With the vast advances in medical research made over the last few decades, seniors are expected to live much longer than their parents did. For millennials, that difference could increase even further. If current projections are any indication, living to 100 could be commonplace for millennials and future generations. Sounds great, right?
When it comes to a long life, be careful what you wish for. Life expectancy is one thing, but quality of life is another issue entirely. For a generation with bad posture, poor diet and less-than-stellar exercise habits, living to 100 could be more of a curse than a blessing.
That’s why even the youngest consumers need to start preparing for the near-inevitability of needing long-term care. For decades, the best way to do that has been taking out a long-term care insurance policy.
But with the insurance landscape changing drastically in recent years, the question becomes—is long-term care insurance really worth it?
What is long-term care insurance?
Long-term care insurance covers the costs associated with long-term stays in assisted living or nursing home facilities. It also pays for in-home nurses and aides who assist with basic daily activities such as eating, bathing and dressing.
Research from the U.S. Department of Health and Human Services reveals that, “While most people with LTSS needs will spend relatively little on their care, about one in six (17 percent) will spend at least $100,000 out-of-pocket for future long-term services and supports.”
The report goes on to say that most people finance half the costs of long-term care themselves, relying on public services and insurance for the rest.
As the current generation of seniors has started to cash in on their long-term care insurance policies, some of the biggest insurance companies have exited the LTC market, including Metlife, Prudential and John Hancock. Providers are now much warier about losing out when it comes to LTC.
“Many of the policies sold over the last 25 years were priced too low for various reasons and are now being claimed at much higher rates than predicted,” said Doug Nordman, author of “The Military Guide to Financial Independence and Retirement.”
Is it worth it?
The annual cost of an LTC policy is between $2,500 and $4,000 for a 65 year-old purchasing a policy today. However, prices vary depending on your age, gender, health, and geographic location. Premiums might be too expensive for seniors who are close to or already retired and living on a fixed income.

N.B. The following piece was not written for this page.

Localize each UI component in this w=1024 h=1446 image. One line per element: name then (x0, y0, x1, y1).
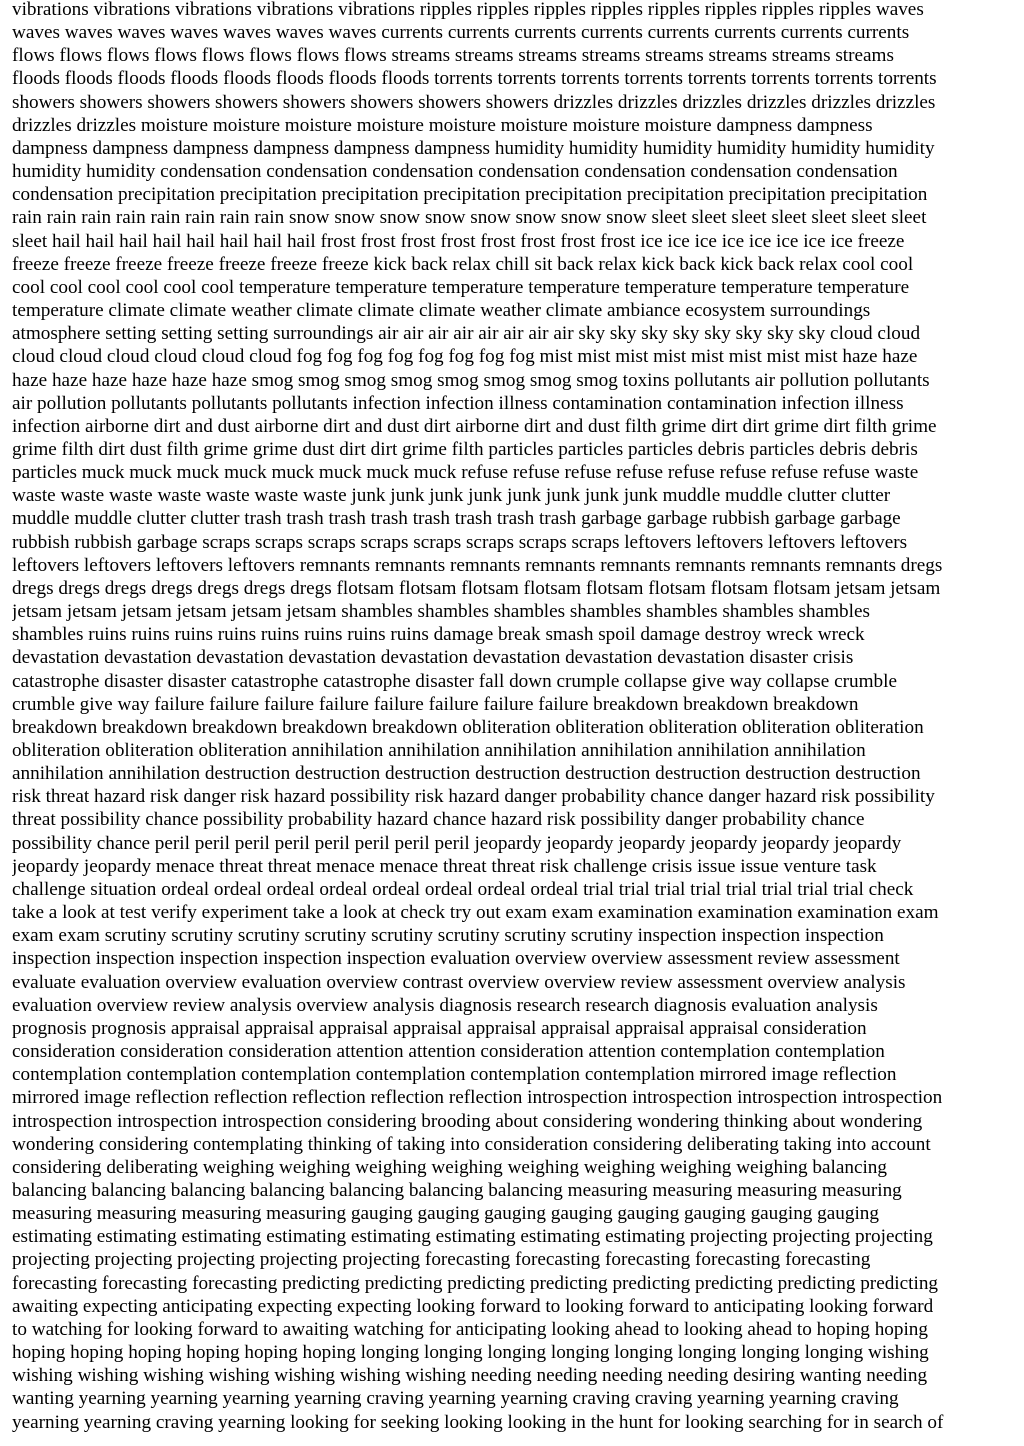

“People who have difficulty affording a LTC policy should consider home care and Medicaid,” Nordman said. “There’s no reason to spend years paying excessively high premiums only to reduce your quality of life and end up on Medicaid even more quickly.”
When it comes to the question of whether or not it’s worthwhile to buy a LTC policy, Nordman’s answer is a categorical no. Most policies these days allow for premiums to increase every year – and the difference sometimes be as much as 50-80 percent more.
For example, the federal government has its own LTC insurance plan for its employees, but in 2016 they announced that premiums would increase by an average of 83 percent.
“This has happened twice during the last decade to policy holders of the Federal Long Term Care Insurance Program,” he said.
Rising costs mean that premium prices could outstrip the benefits of insurance, in which case you’d be better off saving the money in a savings or retirement account. Plus, if premiums increase, you have to decide if you want to keep the policy, downgrade to a smaller payout or cancel it altogether.
Where to buy it
If you want to purchase LTC coverage, you’ll want to find a company who can sell you coverage that makes sense. Nordman recommends hiring a fee-only financial planner and insurance broker to find the best LTC policy that fits your needs. An expert can help you decipher the insurance jargon so you’re getting exactly what you’re paying for.
“Good policies will have affordable premiums and minimal opportunities for premium hikes,” he said. “Your state’s insurance legislation will hopefully have strong enforcement.”
Nordman also says to make sure providers have an easy-to-use website and helpful customer service. While you’re incapacitated, a caregiver will have to file claims on your behalf, and it won’t make their life any easier if the insurance company is giving them the runaround.
If you think you want a policy, try to buy it sooner rather than later. The younger you are when you buy the policy, the cheaper it will be. In fact, many seniors 65 and older won’t even qualify due to age.
If you don’t want to pay for LTC insurance and are worried about contracting a disease that will require round-the-clock care, don’t fret—you have options. For example, put your assets in a trust. This won’t be counted against you when it comes to Medicaid.
However, the federal government has enacted strict rules to prevent people from harboring their dollars in a trust while they receive Medicaid, so consult a lawyer if you’re considering this option. In many cases, seniors have to transfer their assets into a trust five years before they wish to claim Medicaid.
Another way to avoid buying this kind of insurance is to self-insure or save enough money in the bank to pay for any long-term care needs. The U.S. Department of Health and Human Services recommends that the average 65 year-old invest $70,000 today in order to save the $138,000 they’ll need for LTC. You might recoil at the idea of setting so much aside for healthcare, but it’s better than relying on Medicaid to kick in later on.
Seniors should also remember that staying healthy with a balanced diet and regular exercise can minimize the threat of injury and disease. Good habits can’t prevent every kind of illness, but they can help stack the deck in your favor.
Long-term care insurance is great to have—if you can afford it. But premiums have raised a lot in the last few years and they don’t appear to be going down. There are other ways to save for your care in your old age. The important thing is to start saving now.